La stessa Legge di Bilancio 2018 ha introdotto una nuova detrazione, “bonus verde” fruibile da proprietari o detentori (inquilini o comodatari) dell’immobile sul quale sono effettuati interventi riguardanti:

  • la “sistemazione a verde” di aree scoperte private di edifici esistenti, unità immobiliari, pertinenze o recinzioni, impianti di irrigazione e realizzazione pozzi;
  • la realizzazione di coperture a verde e di giardini pensili.
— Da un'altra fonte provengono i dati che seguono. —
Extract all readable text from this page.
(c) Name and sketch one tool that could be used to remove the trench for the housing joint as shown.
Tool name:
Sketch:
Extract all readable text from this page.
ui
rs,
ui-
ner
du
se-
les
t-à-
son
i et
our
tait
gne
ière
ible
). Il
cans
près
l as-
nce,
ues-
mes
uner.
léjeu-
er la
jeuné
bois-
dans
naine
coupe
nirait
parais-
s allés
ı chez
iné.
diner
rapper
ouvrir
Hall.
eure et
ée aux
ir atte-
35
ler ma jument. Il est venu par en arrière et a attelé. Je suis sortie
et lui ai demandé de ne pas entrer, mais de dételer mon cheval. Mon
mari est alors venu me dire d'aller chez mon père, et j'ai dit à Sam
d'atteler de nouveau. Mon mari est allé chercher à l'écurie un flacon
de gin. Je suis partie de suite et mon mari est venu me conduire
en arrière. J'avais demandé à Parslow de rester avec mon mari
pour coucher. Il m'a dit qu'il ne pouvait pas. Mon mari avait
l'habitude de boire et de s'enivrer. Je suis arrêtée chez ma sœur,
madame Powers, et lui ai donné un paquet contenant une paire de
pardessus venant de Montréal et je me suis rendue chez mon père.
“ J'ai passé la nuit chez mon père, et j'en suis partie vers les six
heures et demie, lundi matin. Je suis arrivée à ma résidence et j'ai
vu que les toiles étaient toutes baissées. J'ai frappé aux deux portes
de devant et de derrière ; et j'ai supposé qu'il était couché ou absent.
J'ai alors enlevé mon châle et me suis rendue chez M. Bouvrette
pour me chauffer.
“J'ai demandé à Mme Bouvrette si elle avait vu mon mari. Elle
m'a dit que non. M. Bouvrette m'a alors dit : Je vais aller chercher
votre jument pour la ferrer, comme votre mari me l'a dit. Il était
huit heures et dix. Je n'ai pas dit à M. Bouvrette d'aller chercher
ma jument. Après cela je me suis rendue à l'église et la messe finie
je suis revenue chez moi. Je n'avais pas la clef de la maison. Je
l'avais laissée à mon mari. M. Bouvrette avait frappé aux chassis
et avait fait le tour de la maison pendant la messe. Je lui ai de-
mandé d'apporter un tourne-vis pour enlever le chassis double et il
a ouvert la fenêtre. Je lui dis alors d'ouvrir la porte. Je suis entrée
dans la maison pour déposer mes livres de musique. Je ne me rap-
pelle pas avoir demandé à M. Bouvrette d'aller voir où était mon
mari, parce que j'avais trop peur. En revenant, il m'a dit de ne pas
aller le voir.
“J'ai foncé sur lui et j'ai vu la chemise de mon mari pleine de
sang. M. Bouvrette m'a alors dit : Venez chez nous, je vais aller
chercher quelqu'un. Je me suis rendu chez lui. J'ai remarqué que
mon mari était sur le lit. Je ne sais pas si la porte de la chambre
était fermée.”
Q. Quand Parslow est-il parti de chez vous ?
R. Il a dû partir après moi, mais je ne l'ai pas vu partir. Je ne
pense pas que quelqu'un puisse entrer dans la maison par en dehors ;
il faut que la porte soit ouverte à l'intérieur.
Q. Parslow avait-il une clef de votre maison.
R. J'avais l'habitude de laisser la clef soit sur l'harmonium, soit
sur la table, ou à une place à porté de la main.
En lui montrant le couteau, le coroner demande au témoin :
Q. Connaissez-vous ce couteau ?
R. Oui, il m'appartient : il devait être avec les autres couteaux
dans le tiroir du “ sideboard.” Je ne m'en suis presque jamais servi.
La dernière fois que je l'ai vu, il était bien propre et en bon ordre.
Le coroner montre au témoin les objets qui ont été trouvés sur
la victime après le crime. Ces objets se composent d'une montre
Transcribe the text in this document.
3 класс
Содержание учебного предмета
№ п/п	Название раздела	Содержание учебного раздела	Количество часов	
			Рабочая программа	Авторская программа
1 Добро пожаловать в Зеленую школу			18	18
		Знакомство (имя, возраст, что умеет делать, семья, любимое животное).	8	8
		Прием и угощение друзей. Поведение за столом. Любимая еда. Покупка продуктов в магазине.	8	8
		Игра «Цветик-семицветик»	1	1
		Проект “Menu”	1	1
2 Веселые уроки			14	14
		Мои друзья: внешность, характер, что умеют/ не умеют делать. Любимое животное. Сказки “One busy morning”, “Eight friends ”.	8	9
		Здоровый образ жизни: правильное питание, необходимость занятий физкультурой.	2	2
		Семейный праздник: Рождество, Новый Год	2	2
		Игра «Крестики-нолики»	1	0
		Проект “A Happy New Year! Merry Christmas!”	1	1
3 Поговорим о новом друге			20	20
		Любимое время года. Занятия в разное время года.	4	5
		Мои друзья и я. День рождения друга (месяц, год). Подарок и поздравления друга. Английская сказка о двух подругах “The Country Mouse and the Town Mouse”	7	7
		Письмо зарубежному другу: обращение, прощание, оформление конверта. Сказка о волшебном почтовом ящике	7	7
Tra le spese per le quali è possibile beneficiare della detrazione sono comprese quelle di progettazione e manutenzione connesse all’esecuzione degli interventi agevolabili.

La detrazione spetta per le spese sostenute nell’anno 2018:

  • nella misura del 36%;
  • su un ammontare di spesa complessiva non superiore ad euro 5.000 per unità immobiliare;
  • deve essere ripartita in 10 quote annuali di pari importo nell’anno di sostenimento delle spese e in quelli successivi;
  • è fruibile a condizione che i pagamenti siano effettuati tramite strumenti idonei a consentire la tracciabilità dell’operazione.

Gli interventi sono agevolabili se effettuati:

  • su unità immobiliari ad uso abitativo;
  • su parti comuni esterne degli edifici condominiali.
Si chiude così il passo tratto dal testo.